Three years later, Lachaert and Coens have disappeared from the scene (chased away, they may judge themselves). Fortunately, the corona virus has died down, but the ten-year reform project and the unspoken agreement to continue with Vivaldi after the election are also off the radar. At ‘Talent wins games, teamwork wins championships’De Croo’s slogan when he took office, is only remembered with slight embarrassment.

Mister tax shift

The failure of the tax negotiations on Tuesday is painful and predictable. Painful because De Croo has seemingly tirelessly done everything in recent days to get the planned reform over the line before the national holiday. He fulfills his promise – a perk for all those who work from 2024 – not after. A disappointment for the Prime Minister whose success in next year’s elections will be closely linked to the performance of his government.

Also for Minister of Finance Vincent Van Peteghem (CD&V) – ‘mister taxshift’ so to speak – jumping off the talks means a loss of face. In consultation with his party leadership, Van Peteghem has put a lot of effort into reducing the burden. In May, cd&v launched a ‘more net website’ on which everyone could calculate how many hundreds of euros Van Peteghem’s tax futures would generate for him or her.

The failure of the negotiations is predictable because within Vivaldi the question of what a tax reform should entail is answered completely differently.

The right – led by MR and Georges-Louis Bouchez – favors an operation that finances the promised net profit for workers with a series of tax hikes elsewhere. This creates a budgetary gap, which must be filled in view of the worrying state of the budget.
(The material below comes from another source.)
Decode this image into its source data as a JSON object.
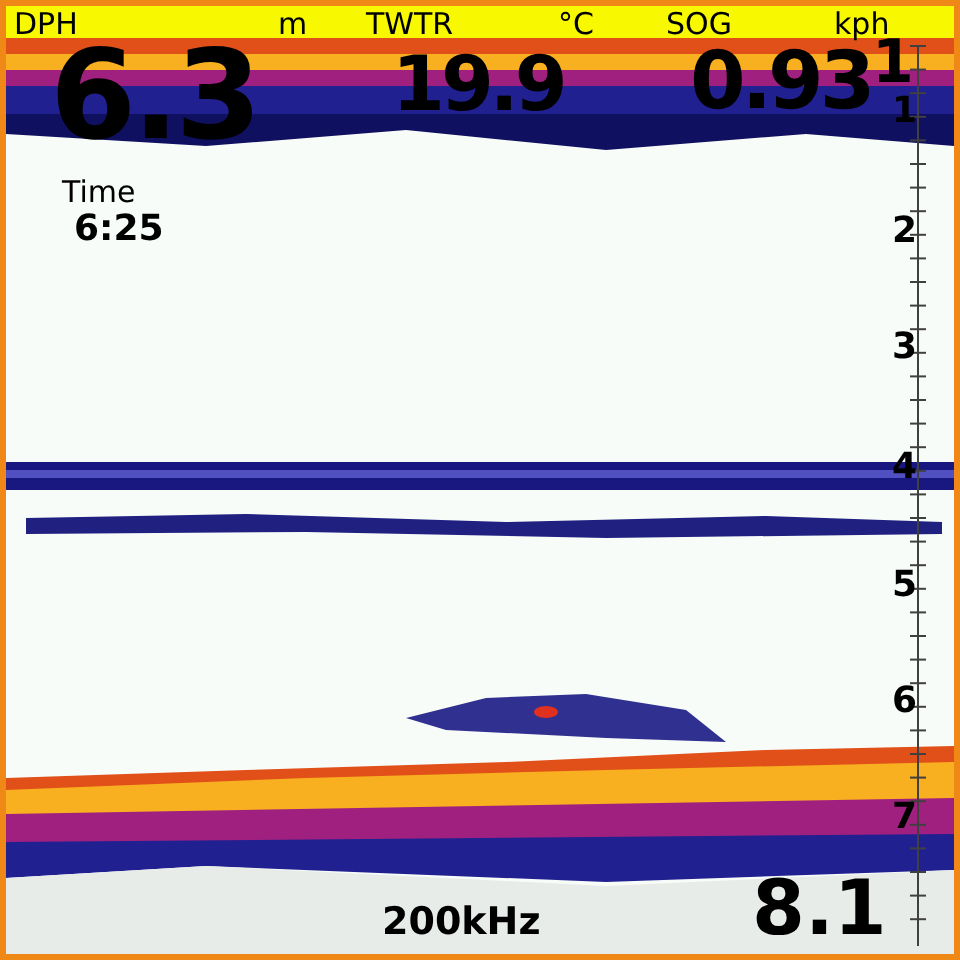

Otherwise, financial disaster threatens after 2024. But the left refuses to fill this gap with the labor market reforms demanded by the right.

The fact that Vivaldi relies on a coalition agreement that was written in six weeks in the autumn of 2020 and therefore excels in vagueness in areas such as taxation, the labor market and pensions does not help. (It is immediately the reason why the pension reforms of last and this summer turned out to be modest. More is not feasible with a PS that camps on the agreements made at the time.) The fact that the June 2024 elections are gradually looming on the horizon does not make things any easier either.

Given the proximity of the elections, it should come as no surprise that Bouchez and MR issued a firm ‘non’ against tax increases on Monday. That refusal is well founded Fressen for his supporters: anyone who is right-wing and enterprising in French-speaking Belgium, an electoral group that only he serves. At Open Vld one has to grit one’s teeth and watch how stokebrand Bouchez now scores with all kinds of – mostly dark blue – Flemish opinion makers.

Perhaps it is also no coincidence that CD&V has not yet taken its multi-net website offline despite the hopelessly outdated profit that visitors are presented with. Van Peteghem’s original proposal – a tax exercise of 6 billion euros – will soon become an important campaign theme. In that sense, CD&V will not be too sad that a light tax reduction of 2 billion euros is now off the table. In times of inflation, the question arose whether it had seduced more than a handful of voters.

Iron

Vivaldi has one ‘luck’: the centre-right government in Flanders is also dragging itself more dead than alive into its last year of work. This ideologically coherent team also has all the trouble in the world to write a compelling story. Some of the criticism from N-VA, the largest opposition party, rings so hollow.

Flemish Prime Minister Jan Jambon (N-VA) also has concerns.Image Jan Aelberts

As far as the Flemish government is concerned, it is worth repeating how far the former cartel partners N-VA and CD&V have drifted apart in recent years. The coalition has reached a point where no one is really surprised that Minister Jo Brouns (CD&V) refused on Friday to give his colleague Zuhal Demir (N-VA) the green light for the elaboration of a crucial nitrogen agreement. Even after government leader Jan Jambon (N-VA) personally gave him the guarantee that his demands will be seriously investigated.

De Wetstraat leaves on holiday with a suitcase overflowing with worries and frustrations. Less than a year before the election, caretaker management beckons for Vivaldi. And for Jambon I.